Он будет пытаться. Если дела пойдут наперекосяк, он пустит в ход клыки и когти и отправит команду особо опасных преступников, размахивающих диким оружием, в Лоренсвилль, чтобы попытаться вырвать меня из рук моего отца. Я должна была убедиться, что до этого не дойдет, потому что это не закончилось бы хорошо для всех участников.
Я наклонилась к Кэррану и поцеловала его. Его руки сомкнулись вокруг меня, и он прижал меня к себе на одну ужасную секунду.
— Я пошла.
— Я буду здесь, — сказал он.
— Повеселись со своей командой «А». Наточите ножи. Почистите оружие. Никого не убивайте, пока меня не будет.
— Я не могу дать никаких обещаний.
Я забралась в седло Обнимашки. Черно-белая ослица-мамонтенок подергала ушами.
— Я скажу дорогому старому папочке, что ты сожалеешь, что не смог его увидеть.
За спиной Кэррана фыркнул Эдуардо.
Кэрран оскалился.
— Не так сожалею, как будет он, если мне придется прийти и повидаться с ним.
— Эй, Дэниелс, — крикнула Элла. — Принеси нам печенья.
— Почему ты думаешь, что там будет печенье?
— Когда я прихожу домой повидаться с родителями, там всегда есть печенье.
Если бы у Роланда было печенье, оно, вероятно, заставило бы меня плеваться огнем.
— Я посмотрю, что смогу сделать.
Я двинулась по дороге.

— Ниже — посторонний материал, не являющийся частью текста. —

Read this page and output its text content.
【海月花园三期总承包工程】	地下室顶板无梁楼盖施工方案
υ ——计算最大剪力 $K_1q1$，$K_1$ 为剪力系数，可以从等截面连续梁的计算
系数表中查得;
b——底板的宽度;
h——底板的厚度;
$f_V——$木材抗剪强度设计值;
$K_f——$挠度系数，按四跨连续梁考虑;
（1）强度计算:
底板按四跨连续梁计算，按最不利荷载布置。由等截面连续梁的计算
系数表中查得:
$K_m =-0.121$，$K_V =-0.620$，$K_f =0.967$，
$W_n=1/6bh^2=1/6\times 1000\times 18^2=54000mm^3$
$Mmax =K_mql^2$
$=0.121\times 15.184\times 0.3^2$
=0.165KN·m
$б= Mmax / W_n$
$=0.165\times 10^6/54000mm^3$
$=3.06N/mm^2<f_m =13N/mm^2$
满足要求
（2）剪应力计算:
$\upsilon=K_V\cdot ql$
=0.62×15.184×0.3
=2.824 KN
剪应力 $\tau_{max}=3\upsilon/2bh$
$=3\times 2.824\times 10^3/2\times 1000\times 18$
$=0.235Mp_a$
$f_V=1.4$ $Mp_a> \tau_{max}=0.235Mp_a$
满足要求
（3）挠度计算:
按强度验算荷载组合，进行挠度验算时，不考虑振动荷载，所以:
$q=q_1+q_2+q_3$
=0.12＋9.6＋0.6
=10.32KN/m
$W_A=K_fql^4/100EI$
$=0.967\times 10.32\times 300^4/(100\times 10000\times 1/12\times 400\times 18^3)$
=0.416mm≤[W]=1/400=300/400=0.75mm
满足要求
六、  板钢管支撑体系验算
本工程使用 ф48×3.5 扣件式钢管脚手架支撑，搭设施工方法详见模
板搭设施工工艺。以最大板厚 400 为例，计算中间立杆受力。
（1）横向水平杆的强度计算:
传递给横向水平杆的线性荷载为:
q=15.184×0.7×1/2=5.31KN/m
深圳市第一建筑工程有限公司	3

В дни своей славы I-85 была гигантской межштатной дорогой с шестью обычными полосами движения и двумя полосами для экспресса с каждой стороны. Магия подпитывала рост деревьев. Под безжалостным натиском магических волн тротуар раскрошился по краям, корням стало легче поднимать асфальт, и некогда могучее шоссе превратилось в лесную тропинку. Огромные ореховые деревья, клены и белый ясень окружали ее по бокам, борясь за пространство с колоссальными дубами, покрытыми испанским мхом. Жара была невыносимой, солнце палило нещадно. Мне требовалось около двадцати минут, чтобы добраться до Лоренсвилля, и к тому времени, как я доберусь, из меня получится хорошо прожаренное блюдо с хрустящей корочкой. Я придерживалась тени деревьев.
Что, черт возьми, могло понадобиться Роланду от Саймана?
Мысль об этом заставила меня стиснуть зубы. Он вторгся на мою территорию. Он вывел из строя одного из моих людей. Независимо от того, что я к нему чувствовала, Сайман был жителем Атланты. Если бы у меня были волосы на голове, они бы стояли дыбом.
Можно было только мечтать, что он перестанет издеваться надо мной за четырнадцать дней до моей свадьбы. Из обычной вежливости.
Я еще не купила платье. Я трижды ходила за ним по магазинам и возвращалась с пустыми руками, потому что не находила ничего, что хотела.
Впереди из-за широкого ясеня вышел Дерек, двигаясь с легкой скользящей грацией оборотня. Ему было чуть за двадцать, у него были широкие плечи и лицо, закаленное жизненной мясорубкой, он смотрел на меня темными глазами. У некоторых оборотней природа их зверя была более очевидной. Даже в своем человеческом теле Дерек выглядел как волк. Хищный, одинокий, умный волк.